John Coltrane Memorial Concert, Blackman Theatre, September 22, 2007
REMEMBERING COLTRANE: The memorial
proved to be the kind of conceptual and
musical unity John might have appreciated.
Since its birth in the tiny Friends of Great Black Music Loft in Chinatown 30 years ago, the John Coltrane Memorial Concert has been a grass-roots event, dependent on musicians who volunteer their time and talent. The special guest at Northeastern’s Blackman Theatre last Saturday night (the concluding concert in a week of 30th-anniversary events) was Ravi Coltrane.
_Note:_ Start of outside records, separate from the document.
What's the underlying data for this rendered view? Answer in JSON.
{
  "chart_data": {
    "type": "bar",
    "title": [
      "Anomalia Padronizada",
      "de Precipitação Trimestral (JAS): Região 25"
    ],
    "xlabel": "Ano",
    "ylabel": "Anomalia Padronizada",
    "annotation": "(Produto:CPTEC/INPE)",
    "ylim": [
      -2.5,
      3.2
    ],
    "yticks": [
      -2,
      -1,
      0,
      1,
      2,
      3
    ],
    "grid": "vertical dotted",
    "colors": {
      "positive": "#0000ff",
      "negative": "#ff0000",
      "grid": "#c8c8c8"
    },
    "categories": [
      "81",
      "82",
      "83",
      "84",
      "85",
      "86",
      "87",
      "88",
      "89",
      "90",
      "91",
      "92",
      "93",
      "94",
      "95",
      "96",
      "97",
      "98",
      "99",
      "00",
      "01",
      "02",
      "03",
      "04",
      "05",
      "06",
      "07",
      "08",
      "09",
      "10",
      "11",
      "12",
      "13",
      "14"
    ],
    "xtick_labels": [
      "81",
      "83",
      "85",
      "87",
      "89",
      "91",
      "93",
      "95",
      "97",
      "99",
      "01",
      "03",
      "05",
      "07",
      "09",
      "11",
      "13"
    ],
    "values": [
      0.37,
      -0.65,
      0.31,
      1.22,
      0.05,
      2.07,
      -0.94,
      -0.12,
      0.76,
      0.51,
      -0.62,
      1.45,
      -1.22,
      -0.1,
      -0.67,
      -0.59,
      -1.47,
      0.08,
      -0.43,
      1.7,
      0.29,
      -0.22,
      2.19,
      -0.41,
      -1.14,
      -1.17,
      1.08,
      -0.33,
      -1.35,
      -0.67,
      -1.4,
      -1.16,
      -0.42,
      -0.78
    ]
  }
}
An organization with greater resources might have commissioned original arrangements that incorporated John’s son, but this isn’t Lincoln Center Jazz. Working on the fly, the organizers created an odd layer cake: two sets of selections from the massive JCMC Ensemble in each half of the three-hour concert, with a crème filling in each from the Ravi Coltrane Quartet. (Poet Amiri Baraka offered a prelude remembrance of John.) Conventional performance hierarchy — one band opening for another — goes against the JCMC’s egalitarian grain. Instead, Ravi did his thing and the JCMC Ensemble did theirs, side by side.
After Baraka’s reading (it ended with him hearing about Coltrane’s death from a jail cell), a horn nonet played Coltrane’s “Welcome.” It was expansive, airy, led by arranger Leonard Brown’s soaring soprano. Another small group played Alice Coltrane’s “Gospel Trane,” with a crowd-pleasing, raucous three-trombone chorus and an arm-blurring George W. Russell Jr. piano solo. The full Ensemble (with three percussionists, three bassists, and three keyboardists) strained to make a unified statement of “India” amid collective improvisation that loosely followed Coltrane’s written scheme and arranger Bill Lowe’s conducting cues. Ravi’s group had an advantage: four players who work together year round. And it’s a great band, with a cohesive sound that joins John’s prayerful modal freedom to Ravi’s latter-day odd-metered forms. The evening’s finale was a majestic “Peace on Earth” played by the Ensemble, with arranger Stan Strickland’s bass clarinet and the bowed basses conjuring Tibetan horns, and Ravi soloing from the sax section. It was the kind of conceptual and musical unity John might have appreciated.